Da nero vide la luce.
《Peter! Peter!》
Gridava sua madre piangendo e con le mani sugli occhi per asciugare le lacrime.
《Si è svegliato! Si è svegliato!》
La sua voce si perse tra il caos generale dei dottori e delle infermiere che accorsero.
Il giorno dopo a casa di Jacopo...
Tutto sembrava andare bene dopo la notizia del fatto che Peter si era svegliato dal coma, la casa sembrava essere priva di quell'aria ansiosa che la colmava il giorno prima. La luce filtrava limpida dalla finestra della camera del ragazzo che stava compiendo i compiti per il giorno dopo sulla sua fidata scrivania accompagnato da un computer portatile e da una pila di libri.
La porta si spalancò di colpo senza alcun preavviso e Jacopo fece un salto giù dalla sedia nera.
《Peter! Che ci fai qui? Da dove sei entrato?》
Chiese Jacopo incredulo all'amico con gli occhi spalancati.
《La finestra era aperta》
Rispose lui sorridendo indicando il piano superiore come se nulla fosse.
《Come fai ad essere qui? Ti sei svegliato solo ieri!》
《I dottori hanno detto che stavo benissimo, bene come se non fosse accaduto nulla e che non hanno mai visto una cosa del genere》
《E ci credo! Cosa hai intenzione di fare?》
Peter si fece serio.
《Torneranno. Devo assolutamente migliorare per quel giorno che verrà》
Sorrise, Jacopo non riusciva a capire come facesse ad essere così calmo e spensierato, ma in fondo il ragazzo aveva ragione, doveva allenarsi per non finire battuto nuovamente e finire all'altro mondo assieme a Mark.
《Dove ti allenerai?》
Chiese pensando di avere una risposta vaga dall'amico, ma non fu così.
《Da Tom》
Jacopo lo guardò con faccia interrogativa e sorpresa, esisteva veramente qualcuno che lo avrebbe fatto allenare?
《Tom?》
《Sì, è lui che mi ha insegnato tutto, come pensi che sia così forte?》
In effetti Jacopo non se l'era mai chiesto, visto che si conoscevano solo da qualche mese, ma nonostante ciò era diventato subito un amico di famiglia dato che era l'unico in quella città che era suo amico dato il suo recente trasferimento.
《E dove abita?》
Peter ci pensò un po' puoi rispose.
《In una piccola città sperduta in Giappone》
《Giappone!? E come ci arriviamo? Ah giusto, sai volare, me l'ero scordato》
Peter trattenne una risata tappandosi la bocca con la mano fallendo miseramente.
《Allora andiamo?》
Scrisse un messaggio ai suoi dicendo che era partito senza dire per dove e lo stesso fece Jacopo. I loro genitori sarebbero morti per la paura, ma dovevano farlo, non potevano spiegare tutto o li avrebbero presi per pazzi o che so io.

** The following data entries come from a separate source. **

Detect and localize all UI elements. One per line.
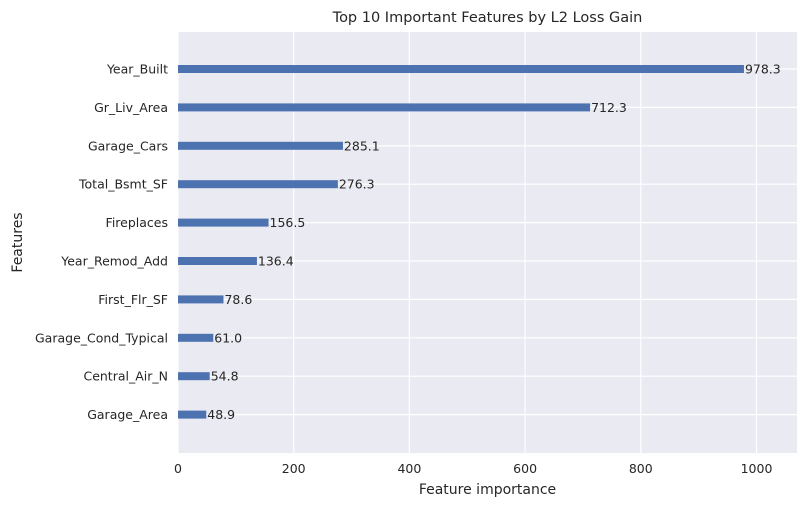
y-tick-label: Garage_Cond_Typical <box>35 330 168 345</box>
data-label: 276.3 <box>339 177 375 192</box>
y-tick-label: Garage_Cars <box>88 138 168 153</box>
data-label: 712.3 <box>591 100 627 115</box>
bar <box>178 333 214 342</box>
bar <box>178 295 224 304</box>
bar <box>178 218 269 227</box>
y-tick-label: First_Flr_SF <box>98 292 168 307</box>
bar <box>178 257 257 265</box>
bar <box>178 103 591 112</box>
data-label: 61.0 <box>214 330 242 345</box>
x-tick-label: 800 <box>629 461 653 476</box>
gridlines <box>177 32 797 453</box>
y-tick-label: Garage_Area <box>87 407 168 422</box>
bar <box>178 65 744 73</box>
y-tick-label: Central_Air_N <box>83 369 168 384</box>
x-tick-label: 1000 <box>741 461 773 476</box>
bar <box>178 372 210 381</box>
y-tick-label: Year_Remod_Add <box>60 254 168 269</box>
y-tick-label: Total_Bsmt_SF <box>78 177 168 192</box>
data-label: 78.6 <box>224 292 252 307</box>
y-tick-label: Gr_Liv_Area <box>94 100 168 115</box>
bar <box>178 141 343 150</box>
bar <box>178 410 207 419</box>
data-label: 285.1 <box>344 138 380 153</box>
labels: 0 200 400 600 800 1000 Year_Built 978.3 Gr_Liv_A… <box>35 62 781 477</box>
data-label: 978.3 <box>745 62 781 77</box>
y-tick-label: Year_Built <box>106 62 168 77</box>
data-label: 136.4 <box>258 254 294 269</box>
plot-area <box>178 32 797 453</box>
data-label: 156.5 <box>270 215 306 230</box>
y-tick-label: Fireplaces <box>106 215 168 230</box>
y-axis-label: Features <box>10 212 26 272</box>
data-label: 54.8 <box>211 369 239 384</box>
x-axis-label: Feature importance <box>419 482 556 498</box>
x-tick-label: 0 <box>174 461 182 476</box>
bars <box>178 65 744 419</box>
bar <box>178 180 338 189</box>
x-tick-label: 400 <box>397 461 421 476</box>
data-label: 48.9 <box>207 407 235 422</box>
x-tick-label: 600 <box>513 461 537 476</box>
chart-title: Top 10 Important Features by L2 Loss Gai… <box>332 10 643 26</box>
x-tick-label: 200 <box>282 461 306 476</box>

Il giorno dopo in una piccola cittadina in Giappone...
《Sei sicuro di volerti allenare da solo, Peter?》
Chiese Tom. Era un uomo sulla settantina, calvo, con una barba nera non troppo lunga, basso e minuto, i suoi occhi azzurri incombevano e solo a guardarli ti infondevano coraggio e speranza.

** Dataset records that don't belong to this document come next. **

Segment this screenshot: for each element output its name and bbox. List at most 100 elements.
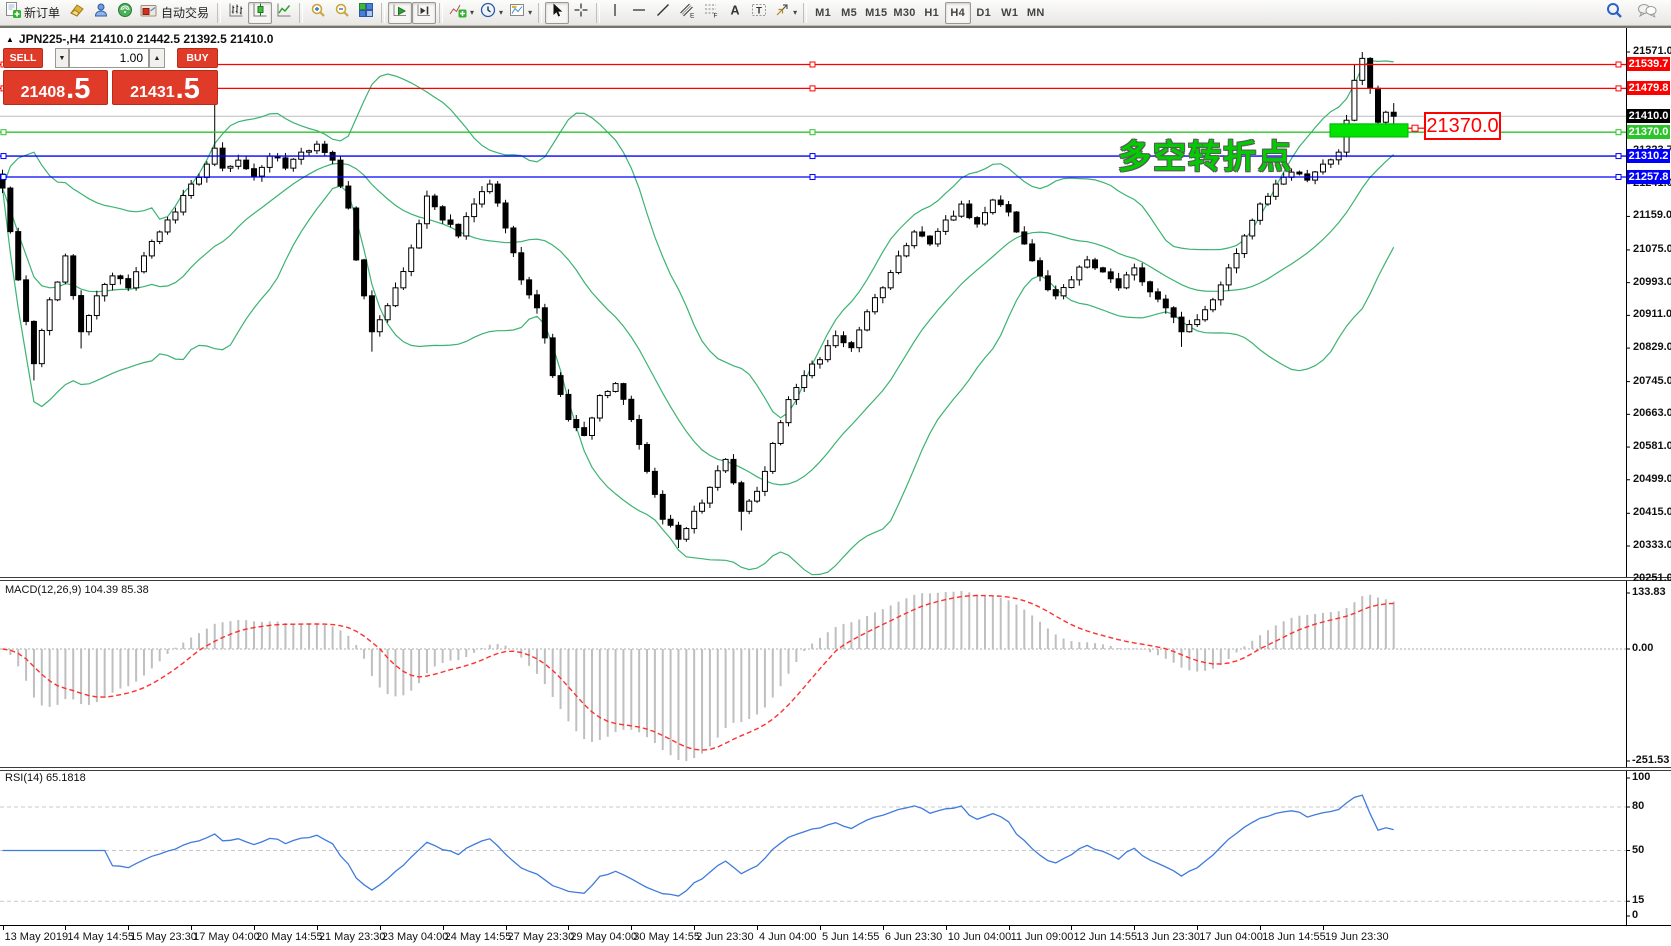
timeframe-button-M1[interactable]: M1 (815, 6, 832, 19)
chart-shift-button[interactable] (412, 1, 437, 24)
time-tick (505, 926, 507, 930)
periods-button[interactable]: ▾ (477, 2, 506, 24)
line-handle[interactable] (1615, 85, 1622, 92)
green-rectangle-object[interactable] (1329, 123, 1409, 138)
vertical-line-button[interactable] (603, 2, 627, 24)
horizontal-level-line[interactable] (0, 85, 1626, 92)
time-label: 29 May 04:00 (570, 931, 638, 943)
buy-price-button[interactable]: 21431 .5 (112, 70, 218, 105)
volume-input[interactable]: 1.00 (69, 48, 149, 68)
time-label: 20 May 14:55 (256, 931, 323, 943)
chat-button[interactable] (1634, 2, 1661, 24)
eraser-tool-button[interactable] (65, 2, 89, 24)
search-button[interactable] (1602, 2, 1626, 24)
zoom-out-icon (334, 2, 350, 23)
volume-decrease-button[interactable]: ▼ (55, 48, 69, 68)
signal-icon (117, 2, 133, 23)
toolbar-separator (439, 2, 444, 23)
timeframe-button-H1[interactable]: H1 (924, 6, 940, 19)
timeframe-button-MN[interactable]: MN (1026, 6, 1045, 19)
horizontal-line-button[interactable] (627, 2, 651, 24)
timeframe-button-M5[interactable]: M5 (841, 6, 858, 19)
time-label: 4 Jun 04:00 (759, 931, 817, 943)
dropdown-caret-icon: ▾ (793, 7, 798, 17)
bollinger-middle-band (1, 154, 1395, 486)
bollinger-lower-band (1, 185, 1395, 576)
horizontal-level-line[interactable] (0, 153, 1626, 160)
dropdown-caret-icon: ▾ (528, 7, 533, 17)
trendline-button[interactable] (651, 2, 675, 24)
equidistant-channel-button[interactable]: E (675, 2, 699, 24)
time-label: 10 Jun 04:00 (947, 931, 1012, 943)
text-button[interactable]: A (723, 2, 747, 24)
crosshair-button[interactable] (569, 2, 593, 24)
line-handle[interactable] (809, 153, 816, 160)
price-callout-label[interactable]: 21370.0 (1424, 112, 1501, 140)
chat-icon (1637, 2, 1658, 24)
line-handle[interactable] (1615, 173, 1622, 180)
timeframe-group: M1 M5 M15 M30 H1 H4 D1 W1 MN (810, 1, 1049, 24)
line-handle[interactable] (1615, 129, 1622, 136)
line-handle[interactable] (809, 129, 816, 136)
sell-price-frac: .5 (66, 73, 91, 106)
text-label-button[interactable]: T (747, 2, 771, 24)
templates-button[interactable]: ▾ (506, 2, 535, 24)
horizontal-line-icon (631, 2, 647, 23)
pane-divider[interactable] (0, 577, 1671, 581)
tile-windows-button[interactable] (354, 2, 378, 24)
callout-anchor-handle[interactable] (1411, 124, 1419, 132)
line-handle[interactable] (809, 85, 816, 92)
timeframe-button-H4[interactable]: H4 (944, 1, 971, 24)
candlestick-series (0, 52, 1397, 549)
new-order-button[interactable]: 新订单 (2, 2, 65, 24)
annotation-text[interactable]: 多空转折点 (1118, 138, 1293, 175)
dropdown-caret-icon: ▾ (499, 7, 504, 17)
fibonacci-button[interactable]: F (699, 2, 723, 24)
timeframe-button-M30[interactable]: M30 (893, 6, 916, 19)
zoom-out-button[interactable] (330, 2, 354, 24)
timeframe-button-W1[interactable]: W1 (1001, 6, 1019, 19)
toolbar-edge (0, 26, 1671, 28)
profiles-button[interactable] (89, 2, 113, 24)
bar-chart-button[interactable] (224, 2, 248, 24)
arrows-button[interactable]: ▾ (771, 2, 800, 24)
line-handle[interactable] (0, 129, 7, 136)
buy-button[interactable]: BUY (177, 48, 218, 68)
indicators-button[interactable]: ▾ (446, 2, 477, 24)
bollinger-upper-band (1, 60, 1394, 419)
line-handle[interactable] (1615, 61, 1622, 68)
chart-canvas[interactable] (0, 28, 1671, 925)
horizontal-level-line[interactable] (0, 173, 1626, 180)
collapse-triangle-icon[interactable]: ▲ (6, 34, 14, 44)
auto-scroll-button[interactable] (388, 1, 413, 24)
volume-increase-button[interactable]: ▲ (149, 48, 165, 68)
sell-price-button[interactable]: 21408 .5 (3, 70, 108, 105)
auto-scroll-icon (392, 2, 408, 23)
buy-price-main: 21431 (130, 83, 175, 101)
auto-trading-button[interactable]: 自动交易 (137, 2, 214, 24)
signal-button[interactable] (113, 2, 137, 24)
zoom-in-button[interactable] (306, 2, 330, 24)
time-tick (945, 926, 947, 930)
line-handle[interactable] (0, 173, 7, 180)
candlestick-chart-button[interactable] (248, 1, 273, 24)
sell-button[interactable]: SELL (3, 48, 43, 68)
dropdown-caret-icon: ▾ (470, 7, 475, 17)
toolbar-separator (381, 2, 386, 23)
timeframe-button-D1[interactable]: D1 (976, 6, 992, 19)
time-tick (1134, 926, 1136, 930)
line-handle[interactable] (1615, 153, 1622, 160)
time-tick (819, 926, 821, 930)
trendline-icon (655, 2, 671, 23)
macd-pane (0, 591, 1626, 761)
timeframe-button-M15[interactable]: M15 (865, 6, 888, 19)
line-handle[interactable] (0, 153, 7, 160)
horizontal-level-line[interactable] (0, 61, 1626, 68)
pane-divider[interactable] (0, 767, 1671, 771)
line-chart-button[interactable] (272, 2, 296, 24)
cursor-button[interactable] (545, 1, 570, 24)
line-handle[interactable] (809, 61, 816, 68)
time-axis[interactable]: 13 May 2019 14 May 14:55 15 May 23:30 17 Ma… (0, 925, 1671, 946)
line-handle[interactable] (809, 173, 816, 180)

《Ragazzo tu che fai? Vieni con me?》
Si rivolse a Jacopo che si voltò verso l'amico alla ricerca di un suggerimento, lui gli fece cenno di andare, così l'adolescente fece cenno di sì con la testa ed i due si allontanarono da quel luogo sperduto in mezzo alla campagna deserta. Peter si sentiva più sicuro che mai e niente e nessuno sarebbe riuscito a fargli cambiare idea: avrebbe battuto quei due per il bene di tutti.